President Trump kicks off a big push for tax reform in Missouri on Wednesday, bringing renewed focus to one of the key political battles shaping up this fall. Virtually everyone in Washington agrees that the U.S. tax code, which hasn’t been rewritten in over 30 years, needs a significant overhaul. The question, as always, is what those changes look like and what kind of reform is feasible politically.
Patricia Cohen of The New York Times reminds us why tax reform will not be easy, and highlights some of the many pitfalls that line the path. Repatriation of foreign profits -- roughly $2.6 trillion in corporate profits is being held offshore -- is an especially thorny issue.
Some key points you’ll likely see again and again as the debate heats up:
- Repatriation would help shareholders more than workers: Less than a quarter of companies would reinvest funds brought back to the U.S., according to survey data. Most would simply further enrich shareholders through dividends and buybacks. When President George W. Bush temporarily lowered taxes on foreign profits in 2004, more than $300 billion came back the U.S., but most of it ended up in investors’ pockets.

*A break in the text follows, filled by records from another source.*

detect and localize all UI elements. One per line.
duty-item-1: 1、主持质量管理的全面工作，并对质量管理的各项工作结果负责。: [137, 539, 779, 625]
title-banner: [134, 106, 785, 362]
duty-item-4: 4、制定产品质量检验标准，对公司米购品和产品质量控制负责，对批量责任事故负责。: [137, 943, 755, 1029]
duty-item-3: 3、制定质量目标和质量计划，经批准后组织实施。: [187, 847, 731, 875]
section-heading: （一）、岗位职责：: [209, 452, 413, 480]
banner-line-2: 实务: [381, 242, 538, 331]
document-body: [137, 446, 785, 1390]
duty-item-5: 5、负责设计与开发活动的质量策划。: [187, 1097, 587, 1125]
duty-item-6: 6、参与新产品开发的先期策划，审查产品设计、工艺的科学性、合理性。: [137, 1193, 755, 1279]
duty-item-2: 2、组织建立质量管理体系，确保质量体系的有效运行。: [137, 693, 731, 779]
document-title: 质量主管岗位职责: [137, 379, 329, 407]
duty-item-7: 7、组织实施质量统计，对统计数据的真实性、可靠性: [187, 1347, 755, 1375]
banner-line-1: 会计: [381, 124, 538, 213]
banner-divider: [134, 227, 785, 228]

- The money isn’t really offshore: Much of what we think of as earnings “trapped” offshore is really just an accounting gimmick. And the earnings that are assigned to offshore entities can be enormously beneficial to companies, since firms can borrow against them and deduct the interest payments.
- A territorial tax system is still open to abuse: Although there may be benefits to changing the way foreign profits are taxed, there is no guarantee that tax dodging will be reduced. “It’s an endless cat-and-mouse game” that leaves countries racing to lower their business tax rates to zero, Matthew Gardner of the Institute on Taxation and Economic Policy tells Cohen. That’s simply unsustainable, economists argue.
More generally, there are plenty of questions about the value of cutting corporate taxes, especially given current economic conditions:
- There’s little evidence that cutting corporate taxes boosts investment: This is an endless point of contention, but the Republican faith in the power of tax cuts to boost the economy has many doubters. As William G. Gale of the Urban-Brookings Tax Policy Center said in an earlier Cohen piece, “The assumed effects on growth are just huge and unwarranted.”
- Corporate profits are already high: As a share of GDP, corporate profits are at multi-decade highs. And the Treasury Department says profits for some large international firms are above their historical averages. It’s not at all clear why further boosting those profits would benefit the broader economy.
The bottom line is that while the U.S. tax system may be in dire need of renovation, encouraging companies to repatriate foreign profits won’t necessarily bring the promised benefits to a broader swath of the American public.